Why does the implementation of std::any use a function pointer function op codes, instead of a poi-CodePudding

Both the GCC and LLVM implementations of std::any store a function pointer in the any object and call that function with an Op/Action argument to perform different operations. Here is an example of that function from LLVM:

static void* __handle(_Action __act, any const * __this,
                          any * __other, type_info const * __info,
                          void const* __fallback_info)
    {
        switch (__act)
        {
        case _Action::_Destroy:
          __destroy(const_cast<any &>(*__this));
          return nullptr;
        case _Action::_Copy:
          __copy(*__this, *__other);
          return nullptr;
        case _Action::_Move:
          __move(const_cast<any &>(*__this), *__other);
          return nullptr;
        case _Action::_Get:
            return __get(const_cast<any &>(*__this), __info, __fallback_info);
        case _Action::_TypeInfo:
          return __type_info();
        }
        __libcpp_unreachable();
    }

Note: This is just one __handle function but there there are two such functions in each any implementation: one for small objects (Small buffer optimization) allocated within any and one for big objects allocated on the heap. Which one is used depends on the value of the function pointer stored in the any object.

The ability to choose one of two implementations at run-time and call a specific method from a pre-defined list of methods is essentially a manual implementation of a virtual table. I'm wondering why it was implemented this way. Wouldn't it have been easier to simply store a pointer to a virtual type?

I couldn't find any information about the reasons for this implementation. Thinking about it, I guess using a virtual class is sub-optimal in two ways:

It needs an object instance and managing a singleton, whereas in reality a vtable (without an instance) is enough.
Calling a function on any would involve two indirections: first through the pointer stored in any to get the vtable, then through the pointer stored in the vtable. I'm not sure if the performance of this is any different to the switch-based approach above.

Are these the reasons for using an implementation based on switch-ing op-codes? Is there any other major advantage of the current implementation? Do you know of a link to general information about this technique?

CodePudding user response：

Consider a typical use case of a std::any: You pass it around in your code, move it dozens of times, store it in a data structure and fetch it again later. In particular, you'll likely return it from functions a lot.

As it is now, the pointer to the single "do everything" function is stored right next to the data in the any. Given that it's a fairly small type (16 bytes on GCC x86-64), any fits into a pair of registers. Now, if you return an any from a function, the pointer to the "do everything" function of the any is already in a register or on the stack! You can just jump directly to it without having to fetch anything from memory. Most likely, you didn't even have to touch memory at all: You know what type is in the any at the point you construct it, so the function pointer value is just a constant that's loaded into the appropriate register. Later, you use the value of that register as your jump target. This means there's no chance for misprediction of the jump because there is nothing to predict, the value is right there for the CPU to consume.

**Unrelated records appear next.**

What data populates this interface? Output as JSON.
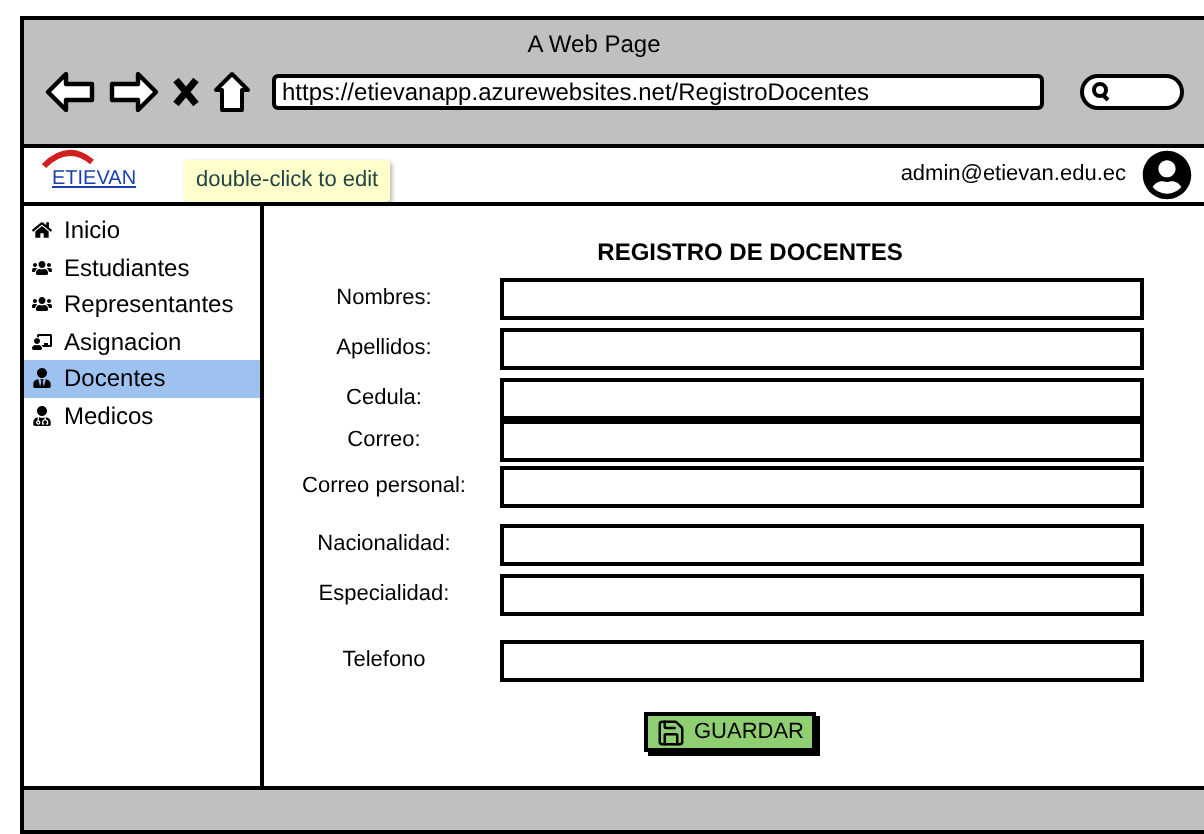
{
  "window": {
    "title": "A Web Page",
    "url": "https://etievanapp.azurewebsites.net/RegistroDocentes"
  },
  "header": {
    "logo_text": "ETIEVAN",
    "user": "admin@etievan.edu.ec",
    "tooltip": "double-click to edit"
  },
  "sidebar": {
    "items": [
      {
        "label": "Inicio",
        "selected": false
      },
      {
        "label": "Estudiantes",
        "selected": false
      },
      {
        "label": "Representantes",
        "selected": false
      },
      {
        "label": "Asignacion",
        "selected": false
      },
      {
        "label": "Docentes",
        "selected": true
      },
      {
        "label": "Medicos",
        "selected": false
      }
    ]
  },
  "form": {
    "title": "REGISTRO DE DOCENTES",
    "fields": [
      {
        "label": "Nombres:"
      },
      {
        "label": "Apellidos:"
      },
      {
        "label": "Cedula:"
      },
      {
        "label": "Correo:"
      },
      {
        "label": "Correo personal:"
      },
      {
        "label": "Nacionalidad:"
      },
      {
        "label": "Especialidad:"
      },
      {
        "label": "Telefono"
      }
    ],
    "button": "GUARDAR"
  }
}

In other words: The reason that you get the jump target for free with this implementation is that the CPU must have already touched the any in some way to obtain it in the first place, meaning that it already knows the jump target and can jump to it with no additional delay.

That means there really is no indirection to speak of with the current implementation if the any is already "hot", which it will be most of the time, especially if it's used as a return value.

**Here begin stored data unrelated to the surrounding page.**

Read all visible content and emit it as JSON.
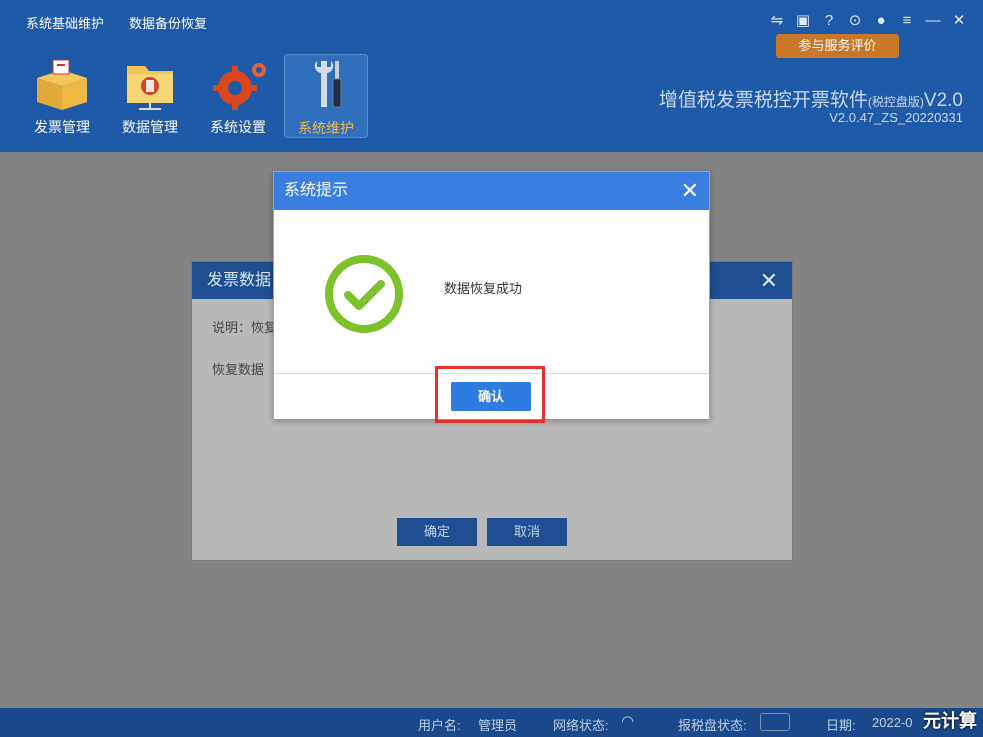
{
  "menu": {
    "item1": "系统基础维护",
    "item2": "数据备份恢复"
  },
  "rating_button": "参与服务评价",
  "window_icons": [
    "switch-icon",
    "feedback-icon",
    "help-icon",
    "lock-icon",
    "user-icon",
    "menu-icon",
    "minimize-icon",
    "close-icon"
  ],
  "nav": [
    {
      "label": "发票管理",
      "icon": "invoice-box-icon"
    },
    {
      "label": "数据管理",
      "icon": "data-folder-icon"
    },
    {
      "label": "系统设置",
      "icon": "gear-icon"
    },
    {
      "label": "系统维护",
      "icon": "tools-icon",
      "active": true
    }
  ],
  "app": {
    "title": "增值税发票税控开票软件",
    "edition": "(税控盘版)",
    "title_suffix": "V2.0",
    "version": "V2.0.47_ZS_20220331"
  },
  "bg_dialog": {
    "title": "发票数据",
    "line1": "说明：恢复",
    "line2": "恢复数据",
    "ok": "确定",
    "cancel": "取消"
  },
  "dialog": {
    "title": "系统提示",
    "message": "数据恢复成功",
    "confirm": "确认"
  },
  "status": {
    "user_label": "用户名:",
    "user_value": "管理员",
    "network_label": "网络状态:",
    "disk_label": "报税盘状态:",
    "date_label": "日期:",
    "date_value": "2022-0"
  },
  "watermark": "元计算",
  "colors": {
    "header": "#1e5aa8",
    "accent": "#2e7ce0",
    "success": "#7cc32b",
    "highlight": "#e4322b"
  }
}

On the other hand, if you use a table of function pointers somewhere in a read-only section (and let the any instance point to that instead), you'll have to go to memory (or cache) every single time you want to move or access it. The size of an any is still 16 bytes in this case but fetching values from memory is much, much slower than accessing a value in a register, especially if it's not in a cache. In a lot of cases, moving an any is as simple as copying its 16 bytes from one location to another, followed by zeroing out the original instance. This is pretty much free on any modern CPU. However, if you go the pointer table route, you'll have to fetch from memory every time, wait for the reads to complete, and then do the indirect call. Now consider that you'll often have to do a sequence of calls on the any (i.e. move, then destruct) and this will quickly add up. The problem is that you don't just get the address of the function you want to jump to for free every time you touch the any, the CPU has to fetch it explicitly. Indirect jumps to a value read from memory are quite expensive since the CPU can only retire the jump operation once the entire memory operation has finished. That doesn't just include fetching a value (which is potentially quite fast because of caches) but also address generation, store forwarding buffer lookup, TLB lookup, access validation, and potentially even page table walks. So even if the jump address is computed quickly, the jump won't retire for quite a long while. In general, "indirect-jump-to-address-from-memory" operations are among the worst things that can happen to a CPU's pipeline.

TL;DR: As it is now, returning an any doesn't stall the CPU's pipeline (the jump target is already available in a register so the jump can retire pretty much immediately). With a table-based solution, returning an any will stall the pipeline twice: Once to fetch the address of the move function, then another time to fetch the destructor. This delays retirement of the jump quite a bit since it'll have to wait not only for the memory value but also for the TLB and access permission checks.

Code memory accesses, on the other hand, aren't affected by this since the code is kept in microcode form anyway (in the µOp cache). Fetching and executing a few conditional branches in that switch statement is therefore quite fast (and even more so when the branch predictor gets things right, which it almost always does).